The pearly-vented tody-tyrant's breeding season varies geographically. It nests between January and June in Colombia and between October and December in Peru, Bolivia, and Argentina. Its nest is a domed "purse" with a side entrance near the bottom, made from dry grass and thin plant fibers lined with plant down. It is typically suspended from a branch in a tree or shrub between about 0.5 and 3 m above the ground. The usual clutch size is two eggs though clutches of one and three are known. Fledging occurs 13 to 14 days after hatch. The incubation period and details of parental care are not known.

===Vocalization===

Though recordings of some subspecies are lacking, the pearly-vented tody-tyrant's vocalizations appear to be similar across its range.
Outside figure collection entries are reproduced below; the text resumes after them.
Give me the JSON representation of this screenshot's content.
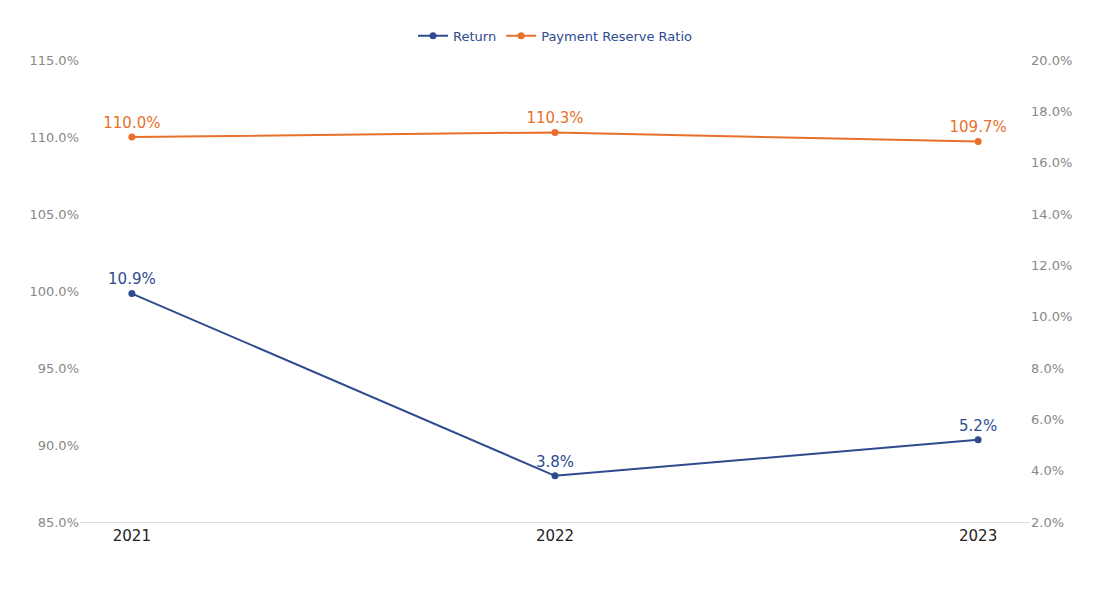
{
  "chart_data": {
    "type": "line",
    "categories": [
      "2021",
      "2022",
      "2023"
    ],
    "series": [
      {
        "name": "Return",
        "color": "#2e4b8f",
        "values": [
          10.9,
          3.8,
          5.2
        ],
        "value_labels": [
          "10.9%",
          "3.8%",
          "5.2%"
        ],
        "axis": "y2",
        "marker": "circle"
      },
      {
        "name": "Payment Reserve Ratio",
        "color": "#e8702a",
        "values": [
          110.0,
          110.3,
          109.7
        ],
        "value_labels": [
          "110.0%",
          "110.3%",
          "109.7%"
        ],
        "marker": "circle"
      }
    ],
    "ylim": [
      85,
      115
    ],
    "yticks": [
      {
        "value": 85,
        "label": "85.0%"
      },
      {
        "value": 90,
        "label": "90.0%"
      },
      {
        "value": 95,
        "label": "95.0%"
      },
      {
        "value": 100,
        "label": "100.0%"
      },
      {
        "value": 105,
        "label": "105.0%"
      },
      {
        "value": 110,
        "label": "110.0%"
      },
      {
        "value": 115,
        "label": "115.0%"
      }
    ],
    "y2lim": [
      2,
      20
    ],
    "y2ticks": [
      {
        "value": 2,
        "label": "2.0%"
      },
      {
        "value": 4,
        "label": "4.0%"
      },
      {
        "value": 6,
        "label": "6.0%"
      },
      {
        "value": 8,
        "label": "8.0%"
      },
      {
        "value": 10,
        "label": "10.0%"
      },
      {
        "value": 12,
        "label": "12.0%"
      },
      {
        "value": 14,
        "label": "14.0%"
      },
      {
        "value": 16,
        "label": "16.0%"
      },
      {
        "value": 18,
        "label": "18.0%"
      },
      {
        "value": 20,
        "label": "20.0%"
      }
    ],
    "grid": false,
    "legend": "top",
    "data_labels": true
  }
}
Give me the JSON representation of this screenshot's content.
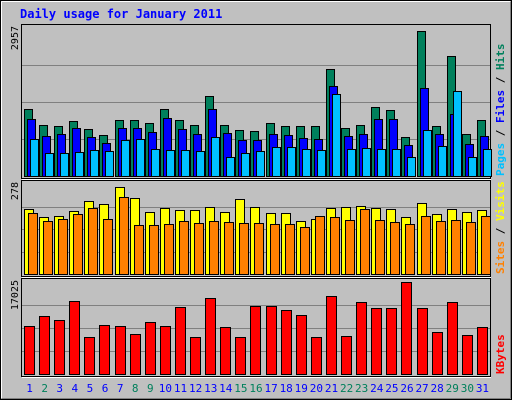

Its song has been described as a "modest, soft yet emphasized series...'tuc-tic-tuc-tuc-tuc-tuc' ". Other descriptions are "tip...tip...tiptrrtrrrrr", "tup tchup tchip ti-teeeeeerrrr", and "stick, tic-tic-ter'r'r'r'r'r'r'r'r'r'r". Its calls include "loud, sharp 'tuk, tuk, quéek, quéek', or 2–4 'quéek' notes each higher-pitched than preceding one".

==Status==

The IUCN has assessed the pearly-vented tody-tyrant as being of Least Concern. It has a very large range; its population size is not known and is believed to be stable. No immediate threats have been identified. It is considered generally fairly common though local in Peru. It occurs in many protected areas.